I met Romeo later that night. He was hard to miss as he was dressed in a patterned jacket with gold stripes. We went to a corner to talk and he left a trail of glitter in his wake. She told me she broke into the feminist adult film industry six years ago in Berlin and says the scene is only now starting to get the attention it deserves. “The feminist scene is now coming out and finally being put in the same award categories as these mainstream studios and brands that have been pushing hard for years.” He says viewers can relate more to this kind of porn because it shows people from different backgrounds, with different tastes and bodies doing things that are “actually very common in people’s sex lives”.

“I can see myself 20 years from now and say, wow, I’m happy I did this,” says Romeo. “I didn’t do it for the money. I did it because I wanted to create something beautiful.”

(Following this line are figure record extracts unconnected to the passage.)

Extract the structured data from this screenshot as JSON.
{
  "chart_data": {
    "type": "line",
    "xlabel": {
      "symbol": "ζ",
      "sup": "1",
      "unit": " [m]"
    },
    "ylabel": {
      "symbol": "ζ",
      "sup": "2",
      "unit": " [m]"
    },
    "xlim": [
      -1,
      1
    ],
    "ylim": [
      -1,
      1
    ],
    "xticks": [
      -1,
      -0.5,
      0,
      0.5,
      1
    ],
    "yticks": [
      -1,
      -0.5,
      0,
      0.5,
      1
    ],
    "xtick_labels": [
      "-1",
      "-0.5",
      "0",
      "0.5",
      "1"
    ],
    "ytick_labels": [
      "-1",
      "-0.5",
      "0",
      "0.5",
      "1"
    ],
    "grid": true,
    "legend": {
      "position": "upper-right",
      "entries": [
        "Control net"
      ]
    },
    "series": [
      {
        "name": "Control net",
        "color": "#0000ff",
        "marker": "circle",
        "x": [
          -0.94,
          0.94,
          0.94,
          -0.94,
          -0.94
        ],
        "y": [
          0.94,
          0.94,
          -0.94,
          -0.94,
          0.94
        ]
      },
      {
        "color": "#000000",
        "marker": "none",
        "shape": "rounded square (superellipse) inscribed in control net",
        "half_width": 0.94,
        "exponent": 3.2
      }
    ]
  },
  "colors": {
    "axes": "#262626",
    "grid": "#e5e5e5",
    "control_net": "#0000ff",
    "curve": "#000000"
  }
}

All in all, they saw a world where pornography is no longer shameful, but an ode to the spectrum of human sexuality and intimacy, rather than a cis man’s wet dream. It was a dizzying image, one that makes me, a feminist and a lesbian, deeply hopeful. I started writing this article in my head with a title that sounded something like: “Pornography will be normalized, totally ethical and somehow communist!”

Then I sat down for the awards ceremony

The hall was filled with dozens of round tables, with screens around the stage on which you could see golden statuettes. The statuettes had the same vibe as the Oscars trophy, except the XBIZ version was a naked woman with an arched back and generous bust. As the nominations were read out loud, the women were replaced by quick clips of sex scenes corresponding to each category and nomination, and very few showed anything other than what Romeo described as “bang, bang, bang” pornography. “.

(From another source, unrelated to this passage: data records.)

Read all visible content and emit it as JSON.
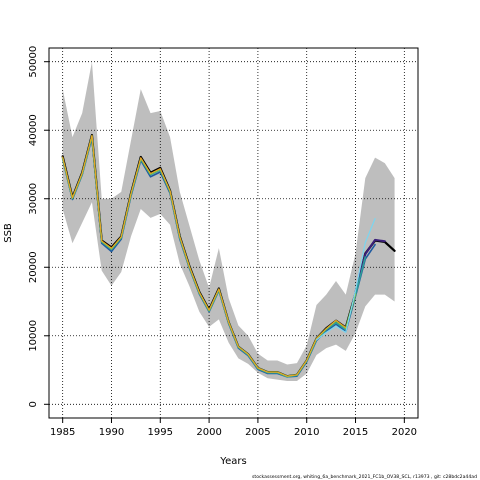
{
  "chart_data": {
    "type": "line",
    "xlabel": "Years",
    "ylabel": "SSB",
    "xlim": [
      1983.6,
      2021.4
    ],
    "ylim": [
      -2000,
      52000
    ],
    "x_ticks": [
      1985,
      1990,
      1995,
      2000,
      2005,
      2010,
      2015,
      2020
    ],
    "y_ticks": [
      0,
      10000,
      20000,
      30000,
      40000,
      50000
    ],
    "grid": "dotted",
    "footer": "stockassessment.org, whiting_6a_benchmark_2021_FC1b_OV38_SCL, r13973 , git: c28bdc2a44ad",
    "confidence_band": {
      "color": "#bebebe",
      "x": [
        1985,
        1986,
        1987,
        1988,
        1989,
        1990,
        1991,
        1992,
        1993,
        1994,
        1995,
        1996,
        1997,
        1998,
        1999,
        2000,
        2001,
        2002,
        2003,
        2004,
        2005,
        2006,
        2007,
        2008,
        2009,
        2010,
        2011,
        2012,
        2013,
        2014,
        2015,
        2016,
        2017,
        2018,
        2019
      ],
      "upper": [
        46000,
        39000,
        42500,
        50000,
        30000,
        30000,
        31000,
        38500,
        46000,
        42500,
        42800,
        39000,
        31000,
        26000,
        21000,
        17000,
        22800,
        15500,
        11500,
        10000,
        7400,
        6400,
        6400,
        5800,
        6000,
        8600,
        14500,
        16000,
        18000,
        16000,
        22000,
        33000,
        36000,
        35200,
        33000
      ],
      "lower": [
        28500,
        23500,
        26500,
        29500,
        19500,
        17300,
        19300,
        24500,
        28500,
        27200,
        27800,
        26200,
        20500,
        17200,
        13500,
        11300,
        12400,
        9000,
        6700,
        5900,
        4600,
        3800,
        3600,
        3400,
        3400,
        4500,
        7200,
        8200,
        8700,
        7800,
        10400,
        14300,
        16000,
        16000,
        15000
      ]
    },
    "series": [
      {
        "color": "#000000",
        "width": 2.2,
        "x": [
          1985,
          1986,
          1987,
          1988,
          1989,
          1990,
          1991,
          1992,
          1993,
          1994,
          1995,
          1996,
          1997,
          1998,
          1999,
          2000,
          2001,
          2002,
          2003,
          2004,
          2005,
          2006,
          2007,
          2008,
          2009,
          2010,
          2011,
          2012,
          2013,
          2014,
          2015,
          2016,
          2017,
          2018,
          2019
        ],
        "values": [
          36200,
          30200,
          33800,
          39300,
          23900,
          22900,
          24500,
          30800,
          36100,
          33800,
          34500,
          31200,
          24500,
          20100,
          16400,
          13800,
          16900,
          12000,
          8400,
          7300,
          5300,
          4700,
          4700,
          4100,
          4300,
          6400,
          9600,
          11100,
          12200,
          11200,
          16200,
          22000,
          23900,
          23700,
          22400
        ]
      },
      {
        "color": "#3b1f7a",
        "width": 2.0,
        "x": [
          2015,
          2016,
          2017,
          2018
        ],
        "values": [
          16400,
          21900,
          24000,
          23800
        ]
      },
      {
        "color": "#1e5aa0",
        "width": 1.6,
        "x": [
          1985,
          1986,
          1987,
          1988,
          1989,
          1990,
          1991,
          1992,
          1993,
          1994,
          1995,
          1996,
          1997,
          1998,
          1999,
          2000,
          2001,
          2002,
          2003,
          2004,
          2005,
          2006,
          2007,
          2008,
          2009,
          2010,
          2011,
          2012,
          2013,
          2014,
          2015,
          2016,
          2017
        ],
        "values": [
          35800,
          29900,
          33500,
          38900,
          23500,
          22300,
          24100,
          30400,
          35600,
          33200,
          33900,
          30800,
          24100,
          19800,
          16100,
          13500,
          16600,
          11800,
          8200,
          7100,
          5100,
          4500,
          4500,
          4000,
          4100,
          6200,
          9300,
          10700,
          11700,
          10600,
          15800,
          21200,
          23300
        ]
      },
      {
        "color": "#2e9e98",
        "width": 1.6,
        "x": [
          1985,
          1986,
          1987,
          1988,
          1989,
          1990,
          1991,
          1992,
          1993,
          1994,
          1995,
          1996,
          1997,
          1998,
          1999,
          2000,
          2001,
          2002,
          2003,
          2004,
          2005,
          2006,
          2007,
          2008,
          2009,
          2010,
          2011,
          2012,
          2013,
          2014,
          2015,
          2016
        ],
        "values": [
          35900,
          30000,
          33600,
          39100,
          23700,
          22600,
          24300,
          30600,
          35800,
          33500,
          34200,
          31000,
          24300,
          19900,
          16200,
          13600,
          16700,
          11900,
          8300,
          7200,
          5200,
          4600,
          4600,
          4000,
          4200,
          6300,
          9400,
          10900,
          11900,
          10900,
          16000,
          21500
        ]
      },
      {
        "color": "#7fbf4a",
        "width": 1.6,
        "x": [
          1985,
          1986,
          1987,
          1988,
          1989,
          1990,
          1991,
          1992,
          1993,
          1994,
          1995,
          1996,
          1997,
          1998,
          1999,
          2000,
          2001,
          2002,
          2003,
          2004,
          2005,
          2006,
          2007,
          2008,
          2009,
          2010,
          2011,
          2012,
          2013,
          2014,
          2015
        ],
        "values": [
          36000,
          30100,
          33700,
          39200,
          23800,
          22700,
          24400,
          30700,
          35900,
          33600,
          34300,
          31100,
          24400,
          20000,
          16300,
          13700,
          16800,
          12000,
          8400,
          7300,
          5300,
          4700,
          4700,
          4100,
          4300,
          6400,
          9600,
          11000,
          12200,
          11100,
          16100
        ]
      },
      {
        "color": "#f0a020",
        "width": 1.0,
        "x": [
          1985,
          1986,
          1987,
          1988,
          1989,
          1990,
          1991,
          1992,
          1993,
          1994,
          1995,
          1996,
          1997,
          1998,
          1999,
          2000,
          2001,
          2002,
          2003,
          2004,
          2005,
          2006,
          2007,
          2008,
          2009,
          2010,
          2011,
          2012,
          2013,
          2014
        ],
        "values": [
          36100,
          30150,
          33750,
          39250,
          23850,
          22800,
          24450,
          30750,
          36000,
          33700,
          34400,
          31150,
          24450,
          20050,
          16350,
          13750,
          16850,
          12000,
          8400,
          7300,
          5300,
          4700,
          4700,
          4100,
          4300,
          6400,
          9600,
          11050,
          12250,
          11200
        ]
      },
      {
        "color": "#7ad6f0",
        "width": 1.2,
        "x": [
          2011,
          2012,
          2013,
          2014,
          2015,
          2016,
          2017
        ],
        "values": [
          9400,
          10500,
          11400,
          10500,
          16600,
          23600,
          27100
        ]
      }
    ]
  }
}
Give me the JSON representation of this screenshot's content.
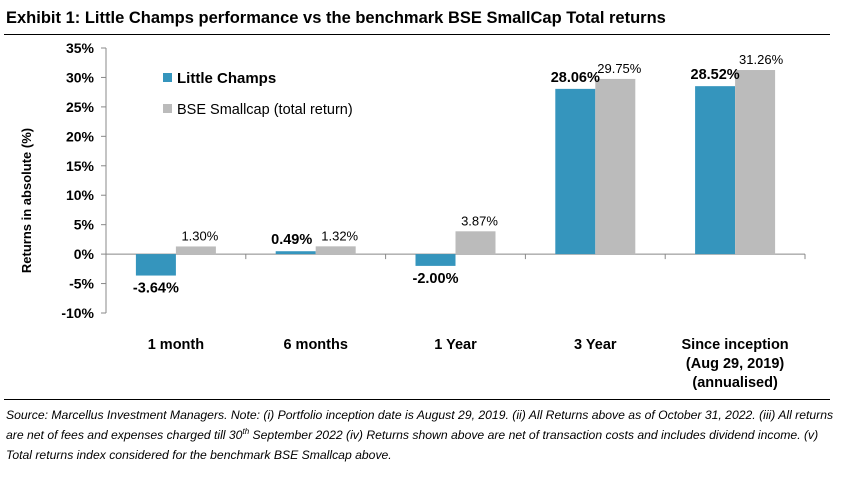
{
  "header": {
    "title": "Exhibit 1: Little Champs performance vs the benchmark BSE SmallCap Total returns"
  },
  "chart_data": {
    "type": "bar",
    "title": "Exhibit 1: Little Champs performance vs the benchmark BSE SmallCap Total returns",
    "xlabel": "",
    "ylabel": "Returns in absolute (%)",
    "ylim": [
      -10,
      35
    ],
    "yticks": [
      -10,
      -5,
      0,
      5,
      10,
      15,
      20,
      25,
      30,
      35
    ],
    "ytick_labels": [
      "-10%",
      "-5%",
      "0%",
      "5%",
      "10%",
      "15%",
      "20%",
      "25%",
      "30%",
      "35%"
    ],
    "categories": [
      "1 month",
      "6 months",
      "1 Year",
      "3 Year",
      "Since inception\n(Aug 29, 2019)\n(annualised)"
    ],
    "series": [
      {
        "name": "Little Champs",
        "color": "#3595BD",
        "values": [
          -3.64,
          0.49,
          -2.0,
          28.06,
          28.52
        ],
        "labels": [
          "-3.64%",
          "0.49%",
          "-2.00%",
          "28.06%",
          "28.52%"
        ],
        "label_style": "bold"
      },
      {
        "name": "BSE Smallcap (total return)",
        "color": "#BBBBBB",
        "values": [
          1.3,
          1.32,
          3.87,
          29.75,
          31.26
        ],
        "labels": [
          "1.30%",
          "1.32%",
          "3.87%",
          "29.75%",
          "31.26%"
        ],
        "label_style": "normal"
      }
    ],
    "legend": "top-left",
    "grid": false
  },
  "footer": {
    "source_before_sup": "Source: Marcellus Investment Managers. Note: (i) Portfolio inception date is August 29, 2019. (ii) All Returns above as of October 31, 2022. (iii) All returns are net of fees and expenses charged till 30",
    "source_sup": "th",
    "source_after_sup": " September 2022 (iv) Returns shown above are net of transaction costs and includes dividend income. (v) Total returns index considered for the benchmark BSE Smallcap above."
  }
}
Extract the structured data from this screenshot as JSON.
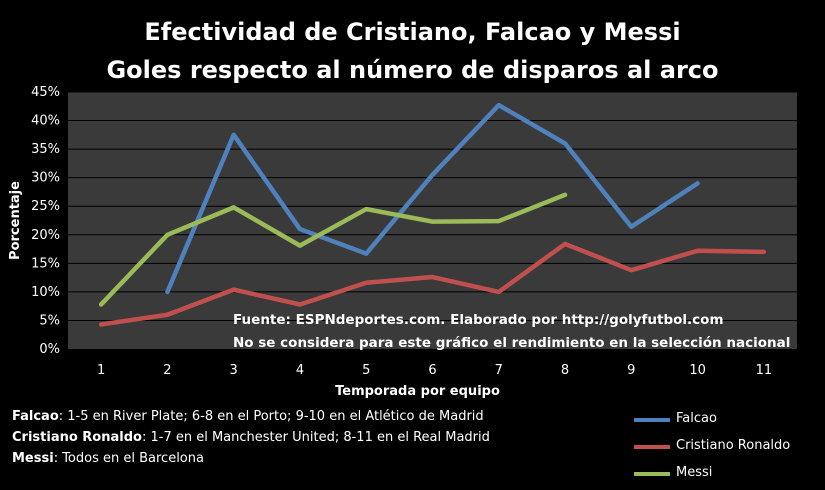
{
  "chart_data": {
    "type": "line",
    "title": "Efectividad de Cristiano, Falcao y Messi",
    "subtitle": "Goles respecto al número de disparos al arco",
    "xlabel": "Temporada por equipo",
    "ylabel": "Porcentaje",
    "categories": [
      "1",
      "2",
      "3",
      "4",
      "5",
      "6",
      "7",
      "8",
      "9",
      "10",
      "11"
    ],
    "y_ticks": [
      "0%",
      "5%",
      "10%",
      "15%",
      "20%",
      "25%",
      "30%",
      "35%",
      "40%",
      "45%"
    ],
    "ylim": [
      0,
      45
    ],
    "grid": true,
    "legend_position": "bottom-right",
    "series": [
      {
        "name": "Falcao",
        "color": "#4f81bd",
        "values": [
          null,
          10,
          37.5,
          21,
          16.7,
          30.5,
          42.7,
          36,
          21.4,
          29,
          null
        ]
      },
      {
        "name": "Cristiano Ronaldo",
        "color": "#c0504d",
        "values": [
          4.3,
          6,
          10.4,
          7.8,
          11.6,
          12.6,
          10,
          18.4,
          13.8,
          17.2,
          17
        ]
      },
      {
        "name": "Messi",
        "color": "#9bbb59",
        "values": [
          7.8,
          20,
          24.8,
          18.1,
          24.5,
          22.3,
          22.4,
          27,
          null,
          null,
          null
        ]
      }
    ],
    "annotations": [
      "Fuente: ESPNdeportes.com. Elaborado por http://golyfutbol.com",
      "No se considera para este gráfico el rendimiento  en la selección nacional"
    ]
  },
  "notes": [
    {
      "name": "Falcao",
      "text": ": 1-5 en River Plate; 6-8 en el Porto; 9-10 en el Atlético de Madrid"
    },
    {
      "name": "Cristiano Ronaldo",
      "text": ": 1-7 en el Manchester United; 8-11 en el Real Madrid"
    },
    {
      "name": "Messi",
      "text": ": Todos en el Barcelona"
    }
  ],
  "colors": {
    "background": "#000000",
    "plot_area": "#3a3a3a",
    "grid": "#000000",
    "text": "#ffffff"
  }
}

The ceremony was fun, enjoyable, and a little bit sexy (one winner took her trophy and said “I’m gonna put it in my pussy!”), but with each clip shown, I realized how deeply ingrained gender conventions still are and sex in industry.

It’s not like no sincere efforts were made. In addition to several categories like Best Sex Scene, there were also categories honoring trans performers of the year, gay and older performers in the industry. However, only trans female performers were nominated in the trans category, with no trans male representation; the category of gay performers had only men, no trace of lesbians; the girl-on-girl category was femme-on-femme only (proof that the scenes are for men, not women having sex with women), and the category honoring older performers was all MILFs. Perhaps unsurprisingly, the awards were also dominated by white people.

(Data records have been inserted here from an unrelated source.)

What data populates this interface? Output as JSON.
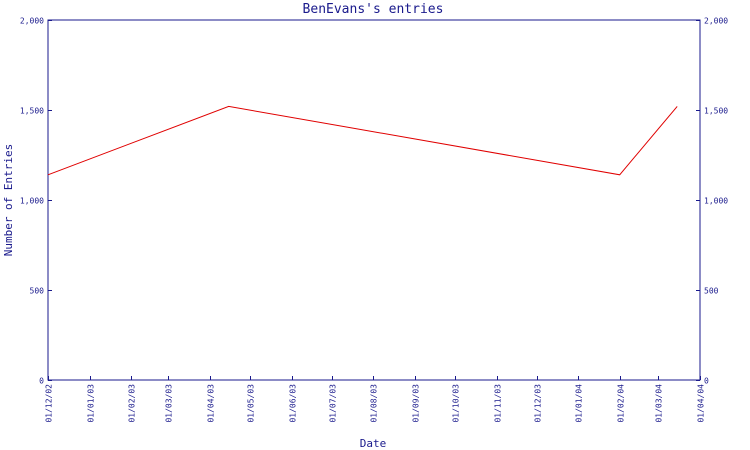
{
  "chart_data": {
    "type": "line",
    "title": "BenEvans's entries",
    "xlabel": "Date",
    "ylabel": "Number of Entries",
    "ylim": [
      0,
      2000
    ],
    "yticks": [
      0,
      500,
      1000,
      1500,
      2000
    ],
    "ytick_labels": [
      "0",
      "500",
      "1,000",
      "1,500",
      "2,000"
    ],
    "xticks": [
      "01/12/02",
      "01/01/03",
      "01/02/03",
      "01/03/03",
      "01/04/03",
      "01/05/03",
      "01/06/03",
      "01/07/03",
      "01/08/03",
      "01/09/03",
      "01/10/03",
      "01/11/03",
      "01/12/03",
      "01/01/04",
      "01/02/04",
      "01/03/04",
      "01/04/04"
    ],
    "grid": false,
    "series": [
      {
        "color": "#e00000",
        "x": [
          "2002-12-01",
          "2003-04-15",
          "2004-02-01",
          "2004-03-15"
        ],
        "y": [
          1140,
          1520,
          1140,
          1520
        ]
      }
    ]
  }
}
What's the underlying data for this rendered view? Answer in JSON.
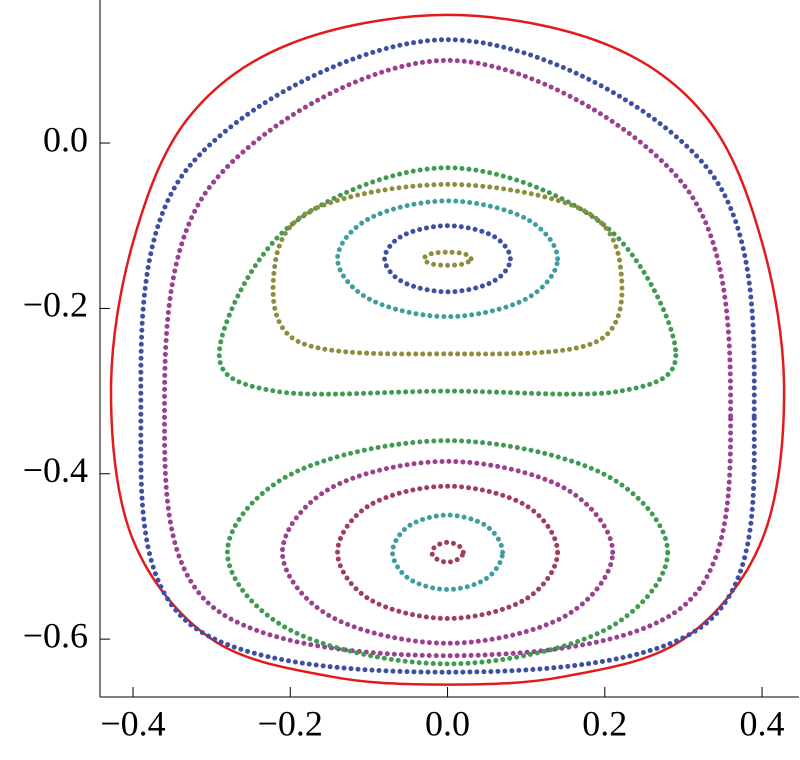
{
  "chart_data": {
    "type": "scatter",
    "xlim": [
      -0.442,
      0.447
    ],
    "ylim": [
      -0.67,
      0.173
    ],
    "xticks": [
      {
        "value": -0.4,
        "label": "−0.4"
      },
      {
        "value": -0.2,
        "label": "−0.2"
      },
      {
        "value": 0.0,
        "label": "0.0"
      },
      0.2,
      0.4
    ],
    "yticks": [
      {
        "value": -0.6,
        "label": "−0.6"
      },
      {
        "value": -0.4,
        "label": "−0.4"
      },
      {
        "value": -0.2,
        "label": "−0.2"
      },
      {
        "value": 0.0,
        "label": "0.0"
      }
    ],
    "series": [
      {
        "color": "#e31a1c",
        "mode": "line",
        "x": [
          0,
          0.2,
          0.33,
          0.4,
          0.428,
          0.4,
          0.3,
          0.15,
          0,
          -0.15,
          -0.3,
          -0.4,
          -0.428,
          -0.4,
          -0.33,
          -0.2
        ],
        "y": [
          0.155,
          0.12,
          0.03,
          -0.12,
          -0.3,
          -0.48,
          -0.6,
          -0.645,
          -0.655,
          -0.645,
          -0.6,
          -0.48,
          -0.3,
          -0.12,
          0.03,
          0.12
        ]
      },
      {
        "color": "#3d4fa3",
        "mode": "dots",
        "x": [
          0.39,
          0.33,
          0,
          -0.33,
          -0.39,
          -0.33,
          0,
          0.33
        ],
        "y": [
          -0.33,
          -0.03,
          0.125,
          -0.03,
          -0.33,
          -0.58,
          -0.64,
          -0.58
        ]
      },
      {
        "color": "#9b3f8e",
        "mode": "dots",
        "x": [
          0.36,
          0.3,
          0,
          -0.3,
          -0.36,
          -0.3,
          0,
          0.3
        ],
        "y": [
          -0.33,
          -0.05,
          0.1,
          -0.05,
          -0.33,
          -0.56,
          -0.62,
          -0.56
        ]
      },
      {
        "color": "#3f9b52",
        "mode": "dots",
        "x": [
          0.29,
          0.2,
          0,
          -0.2,
          -0.29,
          -0.22,
          0,
          0.22
        ],
        "y": [
          -0.25,
          -0.1,
          -0.03,
          -0.1,
          -0.25,
          -0.3,
          -0.3,
          -0.3
        ]
      },
      {
        "color": "#8e8c3d",
        "mode": "dots",
        "x": [
          0.22,
          0.17,
          0,
          -0.17,
          -0.22,
          -0.19,
          0,
          0.19
        ],
        "y": [
          -0.15,
          -0.08,
          -0.05,
          -0.08,
          -0.15,
          -0.24,
          -0.255,
          -0.24
        ]
      },
      {
        "color": "#3d9ea0",
        "mode": "dots",
        "x": [
          0.14,
          0.099,
          0,
          -0.099,
          -0.14,
          -0.099,
          0,
          0.099
        ],
        "y": [
          -0.14,
          -0.091,
          -0.07,
          -0.091,
          -0.14,
          -0.189,
          -0.21,
          -0.189
        ]
      },
      {
        "color": "#3d4fa3",
        "mode": "dots",
        "x": [
          0.08,
          0.057,
          0,
          -0.057,
          -0.08,
          -0.057,
          0,
          0.057
        ],
        "y": [
          -0.14,
          -0.112,
          -0.1,
          -0.112,
          -0.14,
          -0.168,
          -0.18,
          -0.168
        ]
      },
      {
        "color": "#8e8c3d",
        "mode": "dots",
        "x": [
          0.03,
          0.021,
          0,
          -0.021,
          -0.03,
          -0.021,
          0,
          0.021
        ],
        "y": [
          -0.14,
          -0.134,
          -0.132,
          -0.134,
          -0.14,
          -0.146,
          -0.148,
          -0.146
        ]
      },
      {
        "color": "#3f9b52",
        "mode": "dots",
        "x": [
          0.28,
          0.198,
          0,
          -0.198,
          -0.28,
          -0.198,
          0,
          0.198
        ],
        "y": [
          -0.495,
          -0.4,
          -0.36,
          -0.4,
          -0.495,
          -0.59,
          -0.63,
          -0.59
        ]
      },
      {
        "color": "#9b3f8e",
        "mode": "dots",
        "x": [
          0.21,
          0.148,
          0,
          -0.148,
          -0.21,
          -0.148,
          0,
          0.148
        ],
        "y": [
          -0.495,
          -0.417,
          -0.385,
          -0.417,
          -0.495,
          -0.573,
          -0.605,
          -0.573
        ]
      },
      {
        "color": "#a33d55",
        "mode": "dots",
        "x": [
          0.14,
          0.099,
          0,
          -0.099,
          -0.14,
          -0.099,
          0,
          0.099
        ],
        "y": [
          -0.495,
          -0.438,
          -0.415,
          -0.438,
          -0.495,
          -0.552,
          -0.575,
          -0.552
        ]
      },
      {
        "color": "#3d9ea0",
        "mode": "dots",
        "x": [
          0.07,
          0.049,
          0,
          -0.049,
          -0.07,
          -0.049,
          0,
          0.049
        ],
        "y": [
          -0.495,
          -0.463,
          -0.45,
          -0.463,
          -0.495,
          -0.527,
          -0.54,
          -0.527
        ]
      },
      {
        "color": "#a33d55",
        "mode": "dots",
        "x": [
          0.02,
          0.014,
          0,
          -0.014,
          -0.02,
          -0.014,
          0,
          0.014
        ],
        "y": [
          -0.495,
          -0.487,
          -0.483,
          -0.487,
          -0.495,
          -0.503,
          -0.507,
          -0.503
        ]
      }
    ]
  }
}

The ceremony brought me back to reality and reminded me of the conversation I had with Lust in the cool lobby of the Holloway House Hotel.

“People are still afraid of sex,” Lust told me. “Mainstream pornography teaches people that systemic violence against women is okay and part of a normal sexual experience. It teaches people that race fetishization is totally acceptable, that the sexualization of teenage girls is not a problem. And it teaches people that gender roles should be maintained and enforced during sex.”

Lust says this fear of sex is learned. That’s why people are ashamed to talk about their desires, to communicate their fantasies and things that turn them on to their partners, and why young people are force-fed abstinence-only sex education, only to end up editing out those fears when they get to mainstream pornography. It has also delayed the full emergence of gender representations that do not fetishize performers and do not confine their activity to so-called niche markets and categories.

But at the same time, the presence of feminist and ethical pornography was felt at XBIZ – and the desire to do and see more . The performers I spoke to, especially those new to the industry, were clearly aware of what needed to be done differently and how they were going to do it – specifically, on their own with indie, DIY production houses. And if their vision is any indication of what’s to come, the future of pornography is in good hands.